Bisnis.com, JAKARTA — Presiden Brasil Luiz Inacio Lula da Silva menyatakan pihaknya siap menerapkan langkah balasan setara jika Amerika Serikat (AS) memberlakukan tarif impor 50% pada 1 Agustus mendatang. Meski demikian, Brasil berkomitmen untuk tetap mencari solusi diplomatik atas ancaman tarif tersebut.
“Kami akan mencoba bernegosiasi terlebih dahulu, tetapi jika negosiasi gagal, hukum resiprositas akan diberlakukan,” ujar Lula dikutip dari Reuters, Jumat (11/7/2025).

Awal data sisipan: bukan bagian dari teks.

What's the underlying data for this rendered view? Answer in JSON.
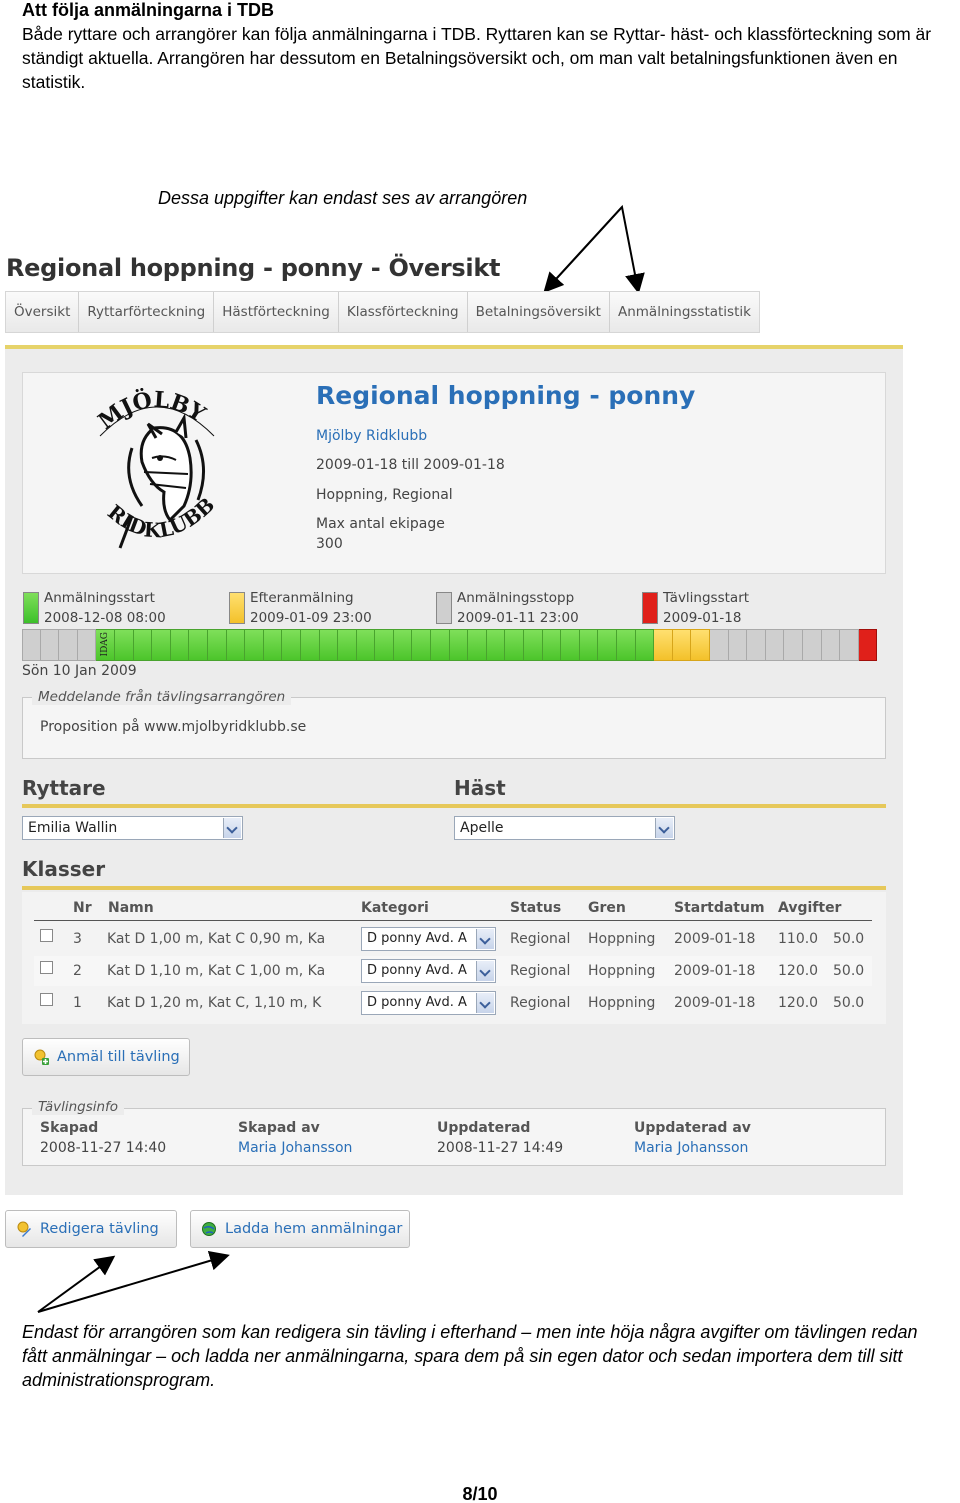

Adapun, Lula merujuk pada undang-undang baru yang disahkan Kongres dan memberi kewenangan kepada presiden untuk membalas hambatan dagang secara timbal balik. “Kalau mereka mengenakan tarif 50%, kami akan kenakan hal yang sama,” katanya.
Seorang diplomat Brasil yang enggan disebutkan namanya menyatakan bahwa pemerintah kemungkinan besar tidak akan mengumumkan langkah balasan apa pun sebelum tarif benar-benar diberlakukan. Dia menyebut, Brasil masih punya waktu hingga 1 Agustus 2025.
Dalam surat terbuka kepada Lula yang dipublikasikan pada Rabu (9/7/2025), Trump mengaitkan tarif tersebut dengan langkah hukum terhadap mantan Presiden Jair Bolsonaro.
Bolsonaro kini diadili atas dugaan keterlibatan dalam upaya kudeta untuk menggagalkan pelantikan Lula pada 2023, menyusul aksi massa pendukungnya yang menyerbu parlemen Brasil. Trump menyebut Bolsonaro sebagai korban perburuan politik.
Baca Juga
Menanggapi hal tersebut, Lula mengecam Bolsonaro yang terus memposisikan dirinya sebagai korban, serta menyebut bahwa putra Bolsonaro, Eduardo Bolsonaro, mengambil cuti dari jabatannya di parlemen untuk melobi dukungan di AS.
“Presiden sebelumnya seharusnya bertanggung jawab, karena dia mendukung tarif yang dikenakan Trump terhadap Brasil. Bahkan, anaknya sendiri yang ke sana untuk mempengaruhi Trump,” ujar Lula.
Lula mengatakan pemerintah akan membentuk komite bersama para pelaku usaha nasional untuk meninjau ulang kebijakan dagang Brasil terhadap AS.
Dia juga menyinggung Undang-Undang Resiprositas yang disahkan tak lama setelah Trump mengumumkan gelombang tarif pertama pada April lalu, yang memungkinkan pemerintah membalas hambatan sepihak dari negara lain dengan kebijakan yang setara.
Selain menerapkan tarif balasan, undang-undang tersebut memungkinkan Lula membatasi impor, investasi, serta menangguhkan perlindungan kekayaan intelektual milik perusahaan-perusahaan AS, di antara langkah lainnya.
Amerika Serikat merupakan mitra dagang terbesar kedua bagi Brasil setelah China, dan merupakan salah satu dari sedikit negara yang mencatat surplus dagang dengan ekonomi terbesar di Amerika Latin tersebut. Meski dampak ekonomi secara keseluruhan dinilai masih terbatas, sektor-sektor seperti penerbangan dan perbankan mulai merasakan tekanan.
Namun, tarif tersebut juga berpotensi menimbulkan tekanan di dalam negeri AS, terutama terhadap harga pangan, mengingat posisi Brasil sebagai eksportir utama produk pertanian seperti kopi, jus jeruk, gula, daging sapi, dan etanol.
Empat sumber perdagangan menyebutkan bahwa tarif 50% yang diusulkan akan secara efektif menghentikan ekspor kopi Brasil ke AS, yang merupakan pembeli terbesar.
Sejumlah asosiasi industri Brasil yang mewakili sektor kopi dan minyak pada Kamis (10/7/2025) menyerukan penyelesaian diplomatik atas ketegangan ini.
“Kami berharap diplomasi dan negosiasi yang berimbang bisa menang, di atas kepentingan ideologi maupun preferensi pribadi, sehingga akal sehat kembali menjadi fondasi hubungan antara dua negara berdaulat ini,” ujar Presiden Fiesp (Federasi Industri Negara Bagian São Paulo) Josue Gomes da Silva dalam pernyataan resminya.